- 5-6 Small size Baingan
- ½ tsp mustard seeds
- ½ tsp fenugreek seeds
- 4-5 curry leaves
- Fresh chopped coriander leaves
- Salt to taste
For the paste:
- 2 tbsp ground peanuts
- 1 tbsp sesame seeds
- 1 tsp poppy seeds
- 3 whole dry red chillies
- 1-2 green chillies
- 1 large onion sliced
- 2 tbsp grated coconut (If it’s dry coconut-soaked in ½ cup water)
- 1” Ginger chopped
- 5-6 Garlic cloves
- 2 tsp Cumin seeds
- 2-3 tsp Coriander-Cumin powder
- 1½ tsp Garam masala
- 1tsp turmaric powder
- Lemon sized Tumrind (soaked in hot water)
- Or Dried Mango slices (Amchur) can be used
- Slit the brinjals into quarters from the bottom without removing the top green portion.

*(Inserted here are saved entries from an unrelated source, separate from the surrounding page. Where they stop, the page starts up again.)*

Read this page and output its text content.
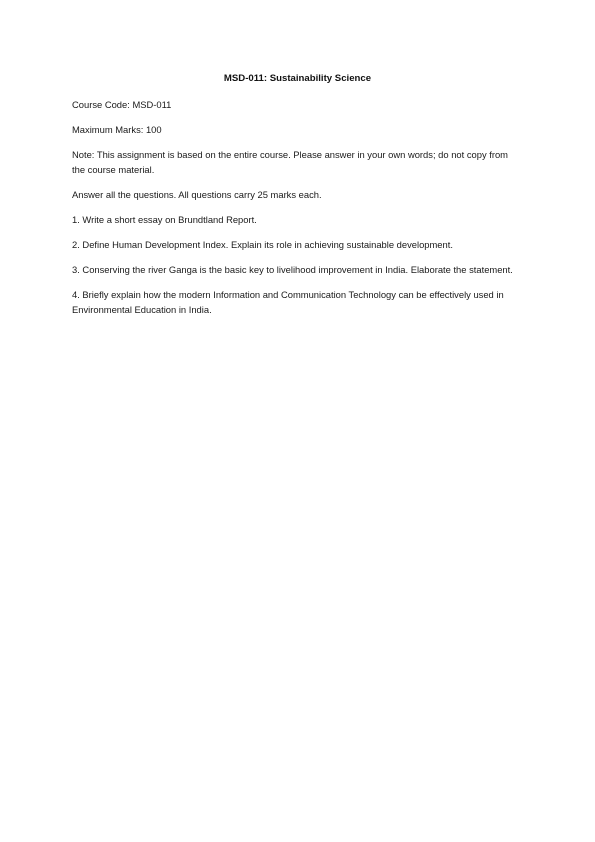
MSD-011: Sustainability Science

Course Code: MSD-011

Maximum Marks: 100

Note: This assignment is based on the entire course. Please answer in your own words; do not copy from the course material.

Answer all the questions. All questions carry 25 marks each.

1. Write a short essay on Brundtland Report.

2. Define Human Development Index. Explain its role in achieving sustainable development.

3. Conserving the river Ganga is the basic key to livelihood improvement in India. Elaborate the statement.

4. Briefly explain how the modern Information and Communication Technology can be effectively used in Environmental Education in India.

Spread the oil with a brush inside and outside of brinjals and microwave it for 5-6 min on high power with 1 tbsp of oil. Remove the brinjals from the bowl and keep aside.
- In the same microwave bowl, in the remaining oil, add sliced onions and microwave it for 2 min.
- Now grind all the dry masalas, ginger and garlic in the mixer. Then add cooked onion, soaked coconut and tamarind. Grind them properly into smooth paste.
- In a microwave safe bowl, put 2-3 tbsp oil, mustard seeds, fenugreek seeds and curry leaves and microwave it for 1 minute. Then add the prepared paste and microwave it for 3 minutes. Then add salt, some water (if required, to make the gravy of proper consistency), brinjals and cook again for 2 min.
- Garnish with fresh coriander leaves.